Wypłacamy rolnikom pieniądze na bieżąco za szkody spowodowane przez dziki – mówi Grzegorz Brom, prezes Koła Łowieckiego „Łabędź” w Bieruniu (z terenu powiatu). – Także odstrzał tej zwierzyny jest na bieżąco prowadzony. Przekroczyliśmy obecne normy przynajmniej o kilkanaście procent, bo zabitych zostało 110 dzików. Zakładamy też pastuchy na polach, rozdajemy zabezpieczenia zapachowe. Staramy się robić jak najwięcej, bo wiemy, że dziki powodują szkody, a chcemy temu zapobiegać. 

Myśliwy podkreśla, że populacja dzika rośnie i będzie rosnąć przynajmniej z kilku powodów. Dla rolników brzmi to skandalicznie. 

– Jest kilka czynników, które powodują zwiększanie się populacji dzika. Także gospodarka rolna jest po części odpowiedzialna za sytuację, bo rolnicy uprawiają bardzo dużo kukurydzy, a to dla dzików znakomite pożywienie. Zaś w przypadku traw rolnicy powinni częściej orać grunty, na których te rośliny są siane, bo przy dłuższej uprawie tego samego rodzaju gromadzi się tam wiele pędraków, a ich właśnie szukają dziki.

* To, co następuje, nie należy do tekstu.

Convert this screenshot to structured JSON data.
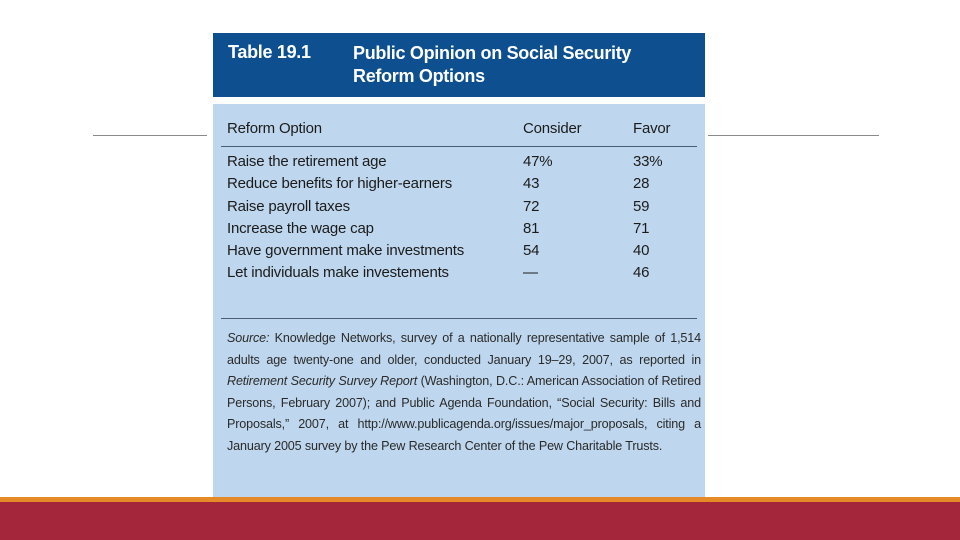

Kolejny czynnik wzrostu ich populacji to coraz bardziej widoczna zmiana klimatu. Kiedyś część młodych dzików w czasie mrozów po prostu ginęła, a teraz, kiedy nie ma prawdziwej zimy, ich populacja rośnie i się wzmacnia. Do tego dochodzi wcześniejsza dojrzałość płciowa dzików, co skutkuje szybko zwiększającą się populacją – mówi myśliwy. 

Niszczą pola i maszyny 

Wiele razy próbowaliśmy rozmawiać z myśliwymi, ale nic to nie dało. Mamy duże zniszczenia na polach, sięgające nawet trzydziestu procent. Do tego dochodzą koszty naprawy maszyn, które zostały uszkodzone na zniszczonych przez dziki polach – opowiada Celina Nierodkiewicz, rolniczka z Lędzin.

Jej rodzina ma w tym rejonie 50 ha łąk, które są potrzebne, aby wyżywić stado kilkudziesięciu sportowych koni i kozy. 

To wygląda bardzo źle. Brakuje nam wsparcia z góry – skarży się kobieta. – Kiedyś myśliwy w ramach rekompensaty zawiózł mojego męża do lasu i pokazał mu łąkę, którą miał sobie wykosić, a siano zabrać do gospodarstwa. Myśleliśmy, że to żart, kpiny, ale tak to widzą tutejsi myśliwi. 

Na razie rodzina Nierodkiewiczów może się pochwalić drobnym sukcesem w walce o swoje prawa z myśliwymi.

Jeździli i śmiecili

– Jeździli po naszych gruntach samochodami, ale postawiliśmy tam ogrodzenie i od tego czasu jest spokój. Nikt też nie wyrzuca tam już nieczystości czy resztek jedzenia – opowiada pani Celina. 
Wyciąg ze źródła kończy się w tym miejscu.